Congressman Mike Turner (OH-10), Co-Chair of the Historic Preservation Caucus, co-sponsored an amendment along with bipartisan members of the caucus, including Congressmen Denny Heck (WA-10), Earl Blumenauer (OR-03), Adam Smith (WA-09), Joe Courtney (CT-02), and Bill Keating (MA-09), to restore $5.5 million in funding to the Historic Preservation Fund. That amendment was included in the final version of the Make America Secure and Prosperous Appropriations Act which passed the House today.
“The Historic Preservation Fund is critical to protecting our nation’s cultural identity,” said Congressman Turner. “The appropriations package passed by the House today will provide funds directed to preserving history at national, state, local, and tribunal levels. I am pleased to continue to work with the Caucus to maintain our country’s historic sites.”
“For more than 40 years, the Historic Preservation Fund has helped our states and native tribes leverage funds to revitalize communities and create opportunities for economic growth,” said Congressman Heck. “My amendment restores this critical funding to last year’s levels, preserving a small but effective federal program that deserves Congress' continued support.”
“Giving communities the tools to preserve their heritage brings people together,” said Congressman Blumenauer. “Funding historic preservation connects communities to who they are and supports efforts to preserve important places for generations to come.”
“The Historic Preservation Fund supports grants that help conserve and interpret American history so that future generations are able to learn from our past,” said Congressman Smith. “The Pacific Northwest is home to countless historical sites that help engage our local communities in our collective heritage. These locations preserve the lessons of our country’s fight for civil rights, reflect on the injustice of Japanese American incarceration, and educate the public about our vibrant culture and the incredible diversity of those who call our region home. I am pleased to support funding of the Historic Preservation Fund, and will continue to advocate for programs that increase access to the knowledge that the unique American experience provides.”

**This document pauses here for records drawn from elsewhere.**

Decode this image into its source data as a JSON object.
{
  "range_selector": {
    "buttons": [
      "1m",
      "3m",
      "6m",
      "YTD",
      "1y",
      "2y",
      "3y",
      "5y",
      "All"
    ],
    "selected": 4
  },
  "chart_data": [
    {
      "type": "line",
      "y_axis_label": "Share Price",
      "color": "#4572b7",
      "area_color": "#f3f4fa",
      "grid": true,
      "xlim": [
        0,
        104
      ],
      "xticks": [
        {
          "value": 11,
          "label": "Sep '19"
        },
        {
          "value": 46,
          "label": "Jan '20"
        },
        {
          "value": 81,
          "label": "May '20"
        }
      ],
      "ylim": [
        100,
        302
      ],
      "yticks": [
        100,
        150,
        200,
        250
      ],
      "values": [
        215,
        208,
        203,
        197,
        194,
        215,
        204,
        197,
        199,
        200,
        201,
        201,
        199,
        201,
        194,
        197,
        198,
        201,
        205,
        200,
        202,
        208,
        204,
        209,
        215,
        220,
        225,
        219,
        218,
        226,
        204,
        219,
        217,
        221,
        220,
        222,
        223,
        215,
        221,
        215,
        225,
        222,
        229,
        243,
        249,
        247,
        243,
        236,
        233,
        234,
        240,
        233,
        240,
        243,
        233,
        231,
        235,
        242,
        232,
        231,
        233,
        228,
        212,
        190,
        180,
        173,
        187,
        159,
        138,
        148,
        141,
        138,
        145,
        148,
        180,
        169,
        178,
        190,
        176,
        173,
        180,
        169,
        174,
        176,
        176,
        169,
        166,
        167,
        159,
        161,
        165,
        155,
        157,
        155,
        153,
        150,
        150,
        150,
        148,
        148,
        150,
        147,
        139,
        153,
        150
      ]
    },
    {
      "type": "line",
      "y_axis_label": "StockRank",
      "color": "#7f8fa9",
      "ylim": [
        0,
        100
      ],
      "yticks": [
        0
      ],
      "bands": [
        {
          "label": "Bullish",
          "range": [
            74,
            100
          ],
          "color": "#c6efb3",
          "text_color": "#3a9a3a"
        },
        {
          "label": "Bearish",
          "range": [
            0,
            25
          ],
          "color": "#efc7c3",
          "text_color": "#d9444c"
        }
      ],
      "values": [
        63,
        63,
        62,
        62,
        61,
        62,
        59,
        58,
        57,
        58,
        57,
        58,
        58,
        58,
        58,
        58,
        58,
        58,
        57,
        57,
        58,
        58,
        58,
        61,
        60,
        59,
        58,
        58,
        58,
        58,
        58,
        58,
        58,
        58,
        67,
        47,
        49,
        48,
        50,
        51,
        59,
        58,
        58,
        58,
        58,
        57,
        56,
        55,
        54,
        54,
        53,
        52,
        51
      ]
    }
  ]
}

“It is a mistake to cut funding from an account which helps to create such growth and renewal in communities across the country,” said Congressman Courtney. “I am glad that this bipartisan amendment passed the House, which would restore $5.5 million to the Historic Preservation Fund. Because of the Historic Preservation Fund, states are able to provide grants to revitalize and commemorate vitally important historic buildings and areas. In Connecticut, buildings such as the Florence Griswold Museum Barn in Old Lyme have been renovated because of State Historic Preservation Offices – offices that rely on the important funding from the Historic Preservation Fund.”
“The Historic Preservation Fund is critical to ensuring the endurance of local treasures in areas such as New Bedford in my district,” said Congressman Keating. “Preserving significant buildings and community areas is as vital to understanding our history as history books themselves.”